Un travail approfondi de comparaison avec le système 3D-KAT a été mené lors d’une collaboration avec R. Dieng car 3D-KAT privilégiait aussi une démarche ascendante et une visualisation graphique [EKAW, 91a]. 3D-KAT se focalise sur l’expression de paramètres de décision et des relations de cause à effet entre ces paramètres. Il convient bien pour des tâches de conception pour lesquelles les contraintes entre paramètres, appelées topoi, sont traduites par des relations entre les nœuds d’un graphe (connaissances de type « plus …, plus … » ou « moins …, plus … » etc.). Ce logiciel implémente une technique particulière pour exprimer des connaissances causales, mais ne permet pas d’organiser un modèle conceptuel au sens où il n’explicite pas à un niveau abstrait l’ensemble des connaissances requises pour la résolution de problèmes.

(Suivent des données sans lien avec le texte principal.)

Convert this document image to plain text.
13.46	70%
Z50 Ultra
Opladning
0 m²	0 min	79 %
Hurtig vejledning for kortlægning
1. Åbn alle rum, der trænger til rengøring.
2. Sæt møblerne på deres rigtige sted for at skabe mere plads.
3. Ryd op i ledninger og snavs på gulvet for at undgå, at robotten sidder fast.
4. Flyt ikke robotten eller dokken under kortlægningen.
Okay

L’objectif de Sisyphus II était de comparer sur les mêmes bases différentes approches et outils de modélisation de connaissances. À partir du problème de Sisyphus I, une grille de questions plus précises portait sur la manière dont le modèle était construit, les caractéristiques de l’approche de modélisation, les propriétés du modèle obtenu ainsi que son opérationnalisation. En particulier, la robustesse du modèle face à des changements d’énoncé ou face à des situations conflictuelles devait être évaluée. Les limites rencontrées pour adapter le modèle à de nouveaux cas ont conduit à envisager une autre représentation des connaissances. Elles ont été à l’origine de l’évolution de la représentation et de la méthode, qui ont conduit à MACAO-II (IJHCS, 94).

Projet SAMIE

La méthode et le logiciel MACAO ont ensuite été utilisés dans le cadre d’un projet en entreprise, pour évaluer la faisabilité d’un système d’aide au diagnostic en ligne pour des techniciens en informatique. Ce projet SAMIE a permis d’approfondir toute la partie initiale relative à l’analyse de l’activité et à l’étude de différentes sources de connaissances (ici, des spécialistes ayant différents degrés d’expertise et des bases d’incidents) [SELF, 90] et [SAMIE, 90]. L’analyse de l’activité a permis de décrire l’activité du futur utilisateur du système, des spécialistes du domaine mais aussi de leurs partenaires. Elle a conduit à un modèle de la circulation de l’information et de la gestion des tâches au sein de l’équipe impliquée par l’introduction du système à base de connaissances. De nouveaux éléments méthodologiques ont ensuite été intégrés dans la méthode. L’approche par catégorie de problèmes a permis de mener une étude de faisabilité sur un sous-ensemble du domaine à couvrir, puis de projeter le résultat qui aurait pu être obtenu sur le domaine entier, le coût et la durée de développement d’un tel système.